Polynomial-Time Pseudodeterministic Construction of Primes

Polynomial -Time Pseudodeterministic Construction of Primes

Abstract: A randomized algorithm for a search problem is pseudodeterministic if it produces a fixed canonical solution to the search problem with high probability. In their seminal work on the topic, Gat and Goldwasser posed as their main open problem whether prime numbers can be pseudodeterministically constructed in polynomial time. We provide a positive solution to this question in the infinitely-often regime. In more detail, we give an unconditional polynomial-time randomized algorithm B such that, for infinitely many values of n, B(1^n) outputs a canonical n-bit prime p_n with high probability.

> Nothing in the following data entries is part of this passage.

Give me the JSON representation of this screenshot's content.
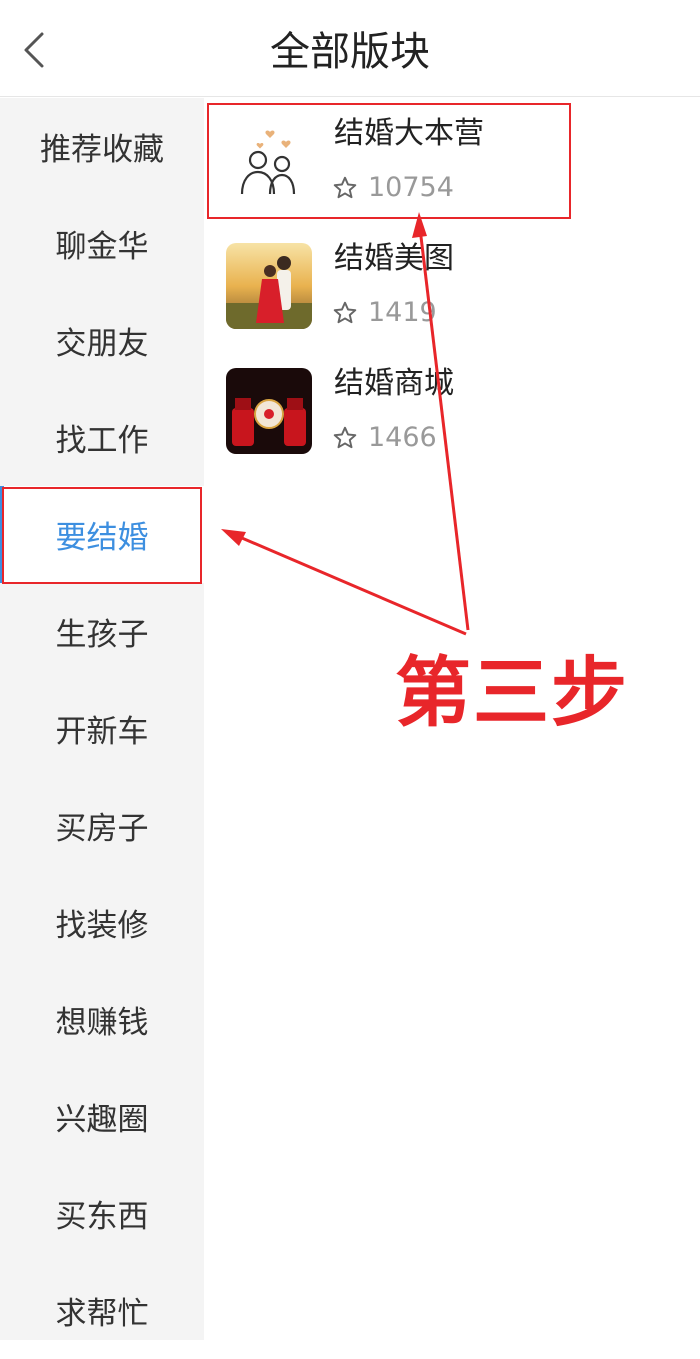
{
  "header": {
    "title": "全部版块"
  },
  "sidebar": {
    "items": [
      {
        "label": "推荐收藏"
      },
      {
        "label": "聊金华"
      },
      {
        "label": "交朋友"
      },
      {
        "label": "找工作"
      },
      {
        "label": "要结婚"
      },
      {
        "label": "生孩子"
      },
      {
        "label": "开新车"
      },
      {
        "label": "买房子"
      },
      {
        "label": "找装修"
      },
      {
        "label": "想赚钱"
      },
      {
        "label": "兴趣圈"
      },
      {
        "label": "买东西"
      },
      {
        "label": "求帮忙"
      }
    ],
    "selected": "要结婚"
  },
  "forums": [
    {
      "title": "结婚大本营",
      "count": "10754",
      "icon": "couple-outline-icon"
    },
    {
      "title": "结婚美图",
      "count": "1419",
      "icon": "wedding-photo-thumbnail"
    },
    {
      "title": "结婚商城",
      "count": "1466",
      "icon": "wedding-goods-thumbnail"
    }
  ],
  "annotation": {
    "step_label": "第三步",
    "color": "#e8262a"
  },
  "colors": {
    "accent": "#3d8fe0",
    "sidebar_bg": "#f4f4f4",
    "muted_text": "#999999"
  }
}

More generally, we prove that for every dense property Q of strings that can be decided in polynomial time, there is an infinitely-often pseudodeterministic polynomial-time construction of strings satisfying Q. This improves upon a subexponential-time construction of Oliveira and Santhanam. Our construction uses several new ideas, including a novel bootstrapping technique for pseudodeterministic constructions, and a quantitative optimization of the uniform hardness-randomness framework of Chen and Tell, using a variant of the Shaltiel-Umans generator. This talk is based on joint work with Zhenjian Lu, Igor C. Oliveira, Hanlin Ren, and Rahul Santhanam.

Bio: Lijie Chen is a Miller Postdoctoral Fellow at UC Berkeley, hosted by Avishay Tal. He got his Ph.D. from MIT, advised by Ryan Williams. Prior to that, he received his bachelor's degree from Yao Class at Tsinghua University.